Devices

Device trait

#![allow(unused)]
fn main() {
pub trait Device: Send {
    fn read(&mut self, offset: usize, size: usize) -> XResult<Word>;
    fn write(&mut self, offset: usize, size: usize, value: Word) -> XResult;
    fn tick(&mut self) {}
    fn irq_line(&self) -> bool { false }
    fn notify(&mut self, _irq_lines: u32) {}
}
}

Five methods. Default-no-op for tick, irq_line, notify — device authors override only what they need.

Bus

#![allow(unused)]
fn main() {
pub struct Bus {
    ram: Ram,
    mmio: Vec<MmioRegion>,
    plic_idx: Option<usize>,
}

struct MmioRegion {
    name: &'static str,
    range: Range<usize>,
    dev: Box<dyn Device>,
    irq_source: u32,       // 0 = no IRQ
}
}

Every access goes through Bus::read / Bus::write:

  • Fast path — RAM. Static dispatch, no vtable. Typed-read bypass for aligned 1/2/4/8-byte accesses (Phase P6).
  • Slow path — MMIO. Linear scan for the covering region, then dispatch via dyn Device.

tick() split

#![allow(unused)]
fn main() {
pub fn tick(&mut self) {
    // ... ACLINT every step (fast path) ...
    // ... UART + PLIC every 64 steps (slow path) ...
}
}

ACLINT fires on every step because the Mtimer deadline check is on the critical path. UART and PLIC tick less frequently — their state rarely changes per-instruction.

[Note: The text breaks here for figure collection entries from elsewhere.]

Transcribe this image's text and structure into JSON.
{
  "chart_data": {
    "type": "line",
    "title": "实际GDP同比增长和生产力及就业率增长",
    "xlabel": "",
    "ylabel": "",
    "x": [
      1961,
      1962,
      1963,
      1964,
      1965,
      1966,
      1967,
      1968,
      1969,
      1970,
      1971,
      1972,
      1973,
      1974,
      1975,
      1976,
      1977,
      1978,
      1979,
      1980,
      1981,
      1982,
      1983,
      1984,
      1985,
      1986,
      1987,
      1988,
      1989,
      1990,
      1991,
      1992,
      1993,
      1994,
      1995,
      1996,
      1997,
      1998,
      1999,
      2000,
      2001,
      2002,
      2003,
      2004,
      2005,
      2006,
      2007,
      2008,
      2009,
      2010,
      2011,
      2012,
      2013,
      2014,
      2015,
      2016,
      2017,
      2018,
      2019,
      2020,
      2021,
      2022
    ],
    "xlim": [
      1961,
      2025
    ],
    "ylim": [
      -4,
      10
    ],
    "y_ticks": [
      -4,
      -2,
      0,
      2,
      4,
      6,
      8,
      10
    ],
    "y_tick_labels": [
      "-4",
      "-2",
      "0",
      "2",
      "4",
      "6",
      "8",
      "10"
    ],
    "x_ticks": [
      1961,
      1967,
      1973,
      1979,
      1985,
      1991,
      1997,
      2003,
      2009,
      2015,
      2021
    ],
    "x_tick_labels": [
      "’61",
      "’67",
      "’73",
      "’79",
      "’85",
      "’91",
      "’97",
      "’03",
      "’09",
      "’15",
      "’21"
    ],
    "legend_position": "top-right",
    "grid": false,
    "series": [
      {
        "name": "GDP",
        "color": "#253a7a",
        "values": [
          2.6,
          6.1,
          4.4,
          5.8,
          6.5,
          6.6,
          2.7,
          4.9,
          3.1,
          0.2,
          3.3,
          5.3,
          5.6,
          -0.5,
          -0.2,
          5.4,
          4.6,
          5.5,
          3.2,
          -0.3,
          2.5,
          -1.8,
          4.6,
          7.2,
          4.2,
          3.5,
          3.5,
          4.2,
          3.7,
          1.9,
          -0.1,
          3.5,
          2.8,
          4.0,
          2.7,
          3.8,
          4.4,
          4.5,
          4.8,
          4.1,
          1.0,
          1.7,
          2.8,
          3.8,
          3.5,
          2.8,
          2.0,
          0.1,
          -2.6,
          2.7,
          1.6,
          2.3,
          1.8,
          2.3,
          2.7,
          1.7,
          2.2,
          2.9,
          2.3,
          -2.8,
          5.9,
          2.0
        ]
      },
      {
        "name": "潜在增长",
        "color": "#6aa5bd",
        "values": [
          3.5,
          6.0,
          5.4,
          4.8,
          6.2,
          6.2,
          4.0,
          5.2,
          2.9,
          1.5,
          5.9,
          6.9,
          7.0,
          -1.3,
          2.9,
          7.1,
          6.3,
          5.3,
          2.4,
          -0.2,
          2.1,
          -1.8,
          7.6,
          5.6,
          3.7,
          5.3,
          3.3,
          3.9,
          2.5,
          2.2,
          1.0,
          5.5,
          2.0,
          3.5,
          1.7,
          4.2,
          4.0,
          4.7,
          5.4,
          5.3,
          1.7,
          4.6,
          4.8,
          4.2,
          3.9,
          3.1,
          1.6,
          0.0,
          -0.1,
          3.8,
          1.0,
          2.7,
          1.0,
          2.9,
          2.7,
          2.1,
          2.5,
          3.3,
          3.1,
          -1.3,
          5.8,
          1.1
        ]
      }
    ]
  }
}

Inside ACLINT, the Mtimer deadline gate (Phase P3) short-circuits 99.99 % of checks:

#![allow(unused)]
fn main() {
if self.mtime < self.next_fire_mtime { return; }
self.check_all();  // slow path only when a deadline has arrived
}

IRQ collection

The Bus collects level-triggered IRQ lines:

#![allow(unused)]
fn main() {
let mut irq_lines: u32 = 0;
for r in &mut self.mmio {
    r.dev.tick();
    if r.irq_source > 0 && r.dev.irq_line() {
        irq_lines |= 1 << r.irq_source;
    }
}
if let Some(i) = self.plic_idx {
    self.mmio[i].dev.notify(irq_lines);
}
}

The PLIC is the only device whose notify is overridden — it receives the full IRQ-line bitmap and evaluates MEIP/SEIP.